For each double-sided Braille image, we also provide their corresponding Braille de-skewed images for recto dots (with the postfix of "+recto.jpg" ) and Braille deskewed images verso dots annotaion(with the postfix of "+verso.jpg" ). And you can also get these de-skewed images using the below function implemented in C++ and OpenCV . For the original image(denoed by src ) with the skewed angle (denoed by angle ) , you could get the de-skewed image(denoted by dst) by calling "imageRotate(src,dst,-angle)".

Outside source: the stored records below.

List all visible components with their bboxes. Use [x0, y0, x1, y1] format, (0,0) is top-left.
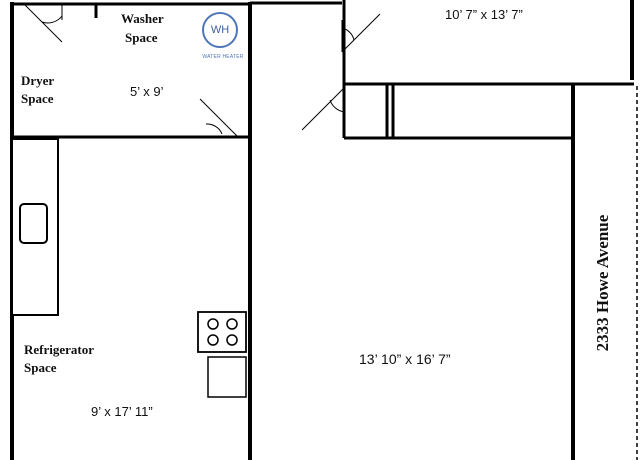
kitchen-size: 9’ x 17’ 11” — [91, 404, 153, 419]
stove-burner — [207, 318, 219, 330]
door-utility — [199, 98, 239, 138]
washer-label-1: Washer — [121, 11, 164, 26]
stove-burner — [207, 334, 219, 346]
sink-icon — [19, 203, 48, 244]
dishwasher-icon — [207, 356, 247, 398]
washer-label-2: Space — [125, 30, 158, 45]
bedroom-size: 10’ 7” x 13’ 7” — [445, 7, 523, 22]
fridge-label-1: Refrigerator — [24, 342, 95, 357]
fridge-label-2: Space — [24, 360, 57, 375]
utility-size: 5’ x 9’ — [130, 84, 164, 99]
water-heater-icon: WH — [202, 12, 238, 48]
stove-burner — [226, 334, 238, 346]
street-address: 2333 Howe Avenue — [593, 214, 612, 352]
door-closet-center — [341, 13, 381, 53]
dryer-label-2: Space — [21, 91, 54, 106]
door-hall — [301, 87, 345, 131]
door-washer — [23, 3, 63, 43]
water-heater-abbr: WH — [210, 24, 230, 36]
dryer-label-1: Dryer — [21, 73, 55, 88]
stove-burner — [226, 318, 238, 330]
living-size: 13’ 10” x 16’ 7” — [359, 351, 451, 367]
water-heater-label: WATER HEATER — [202, 54, 244, 60]
stove-icon — [197, 311, 247, 353]
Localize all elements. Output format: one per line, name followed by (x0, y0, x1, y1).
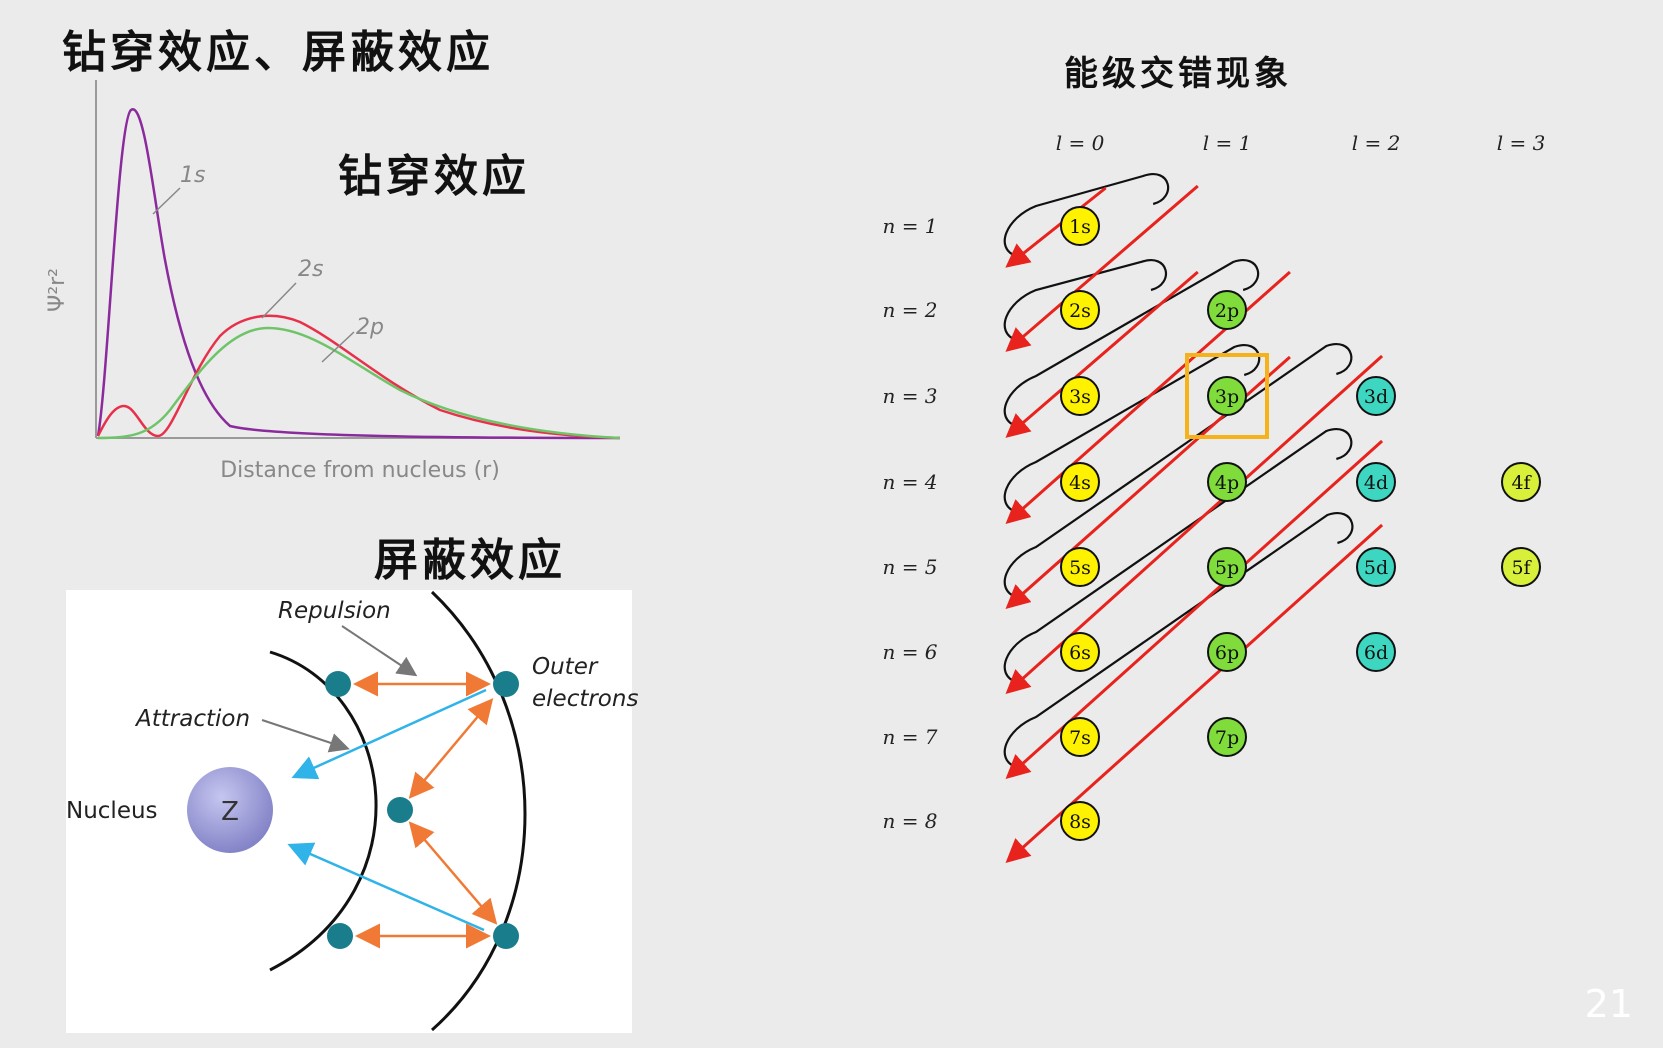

int imageRotate(InputArray src, OutputArray dst, double angle)
{
  /*
  rotate the src with specific angle. 
  src : source image you want to rotate
  dst : the rotated image. The dst size may be larger than src 
  angle : the angle you want to rotate, and the unit is degree. If angle>0,it will rotate the src in a clockwise direction. 
  */

  Mat input = src.getMat();
  if (input.empty()) {
  	return -1;
  } 
  int width = input.cols;
  int height = input.rows; 
  Point2f center;
  center.x = width / 2.0;
  center.y = height / 2.0;  
  double scale = 1.0;
  Mat trans_mat = getRotationMatrix2D(center, -angle, scale);
  //calculate new image size
  double angle_numeric = angle  * CV_PI / 180.;
  double a = sin(angle_numeric) * scale;
  double b = cos(angle_numeric) * scale;
  double out_width = height * fabs(a) + width * fabs(b);
  double out_height = width * fabs(a) + height * fabs(b);
  //add offset
  trans_mat.at<double>(0, 2) += cvRound((out_width - width) / 2);
  trans_mat.at<double>(1, 2) += cvRound((out_height - height) / 2); 
  warpAffine(input, dst, trans_mat, Size(out_width, out_height), 1, 0, Scalar(255, 255, 255));
  return 0;
}

Training Set and Test Set

We divide our DSBI dataset into training set and test set. The total Braille images number of DSBI is 114, we select about 1/4 amount, 26 images, as training set and 3/4 amount, 88 images, as test set. Training images are from selected professional tool books,textbooks, novels and ordinary printed documents. Test images are from each captured Braille book. The specific statistical information of training set and test set is shown below.

Book name Training set pages Test set pages
1.Massage 10 10
2.Fundamentals of Massage 0 20
3.The Second Volume of Ninth Grade Chinese Book 1 0 20
4.The Second Volume of Ninth Grade Chinese Book 2 0 20
5.Math 10 22
6.Shaver Yang Fengting 3 3
7.Ordinary printed document 3 3
Total 26 88

We provide the relative pathes of specific Training set files in 'train.txt ', and the Test set files in 'test.txt'.

Citation

If you use DSBI in your work, please cite:

Renqiang Li, Hong Liu, Xiangdong Wan, Yueliang Qiang 2018 arXiv:1811.10893 [cs.CV]

Others

Some Braille images may contain only recto dots or verso dots.If there are no Braille recto dots on one image, the corresponding recto dots annotation file will be empty, which is the same for verso dots.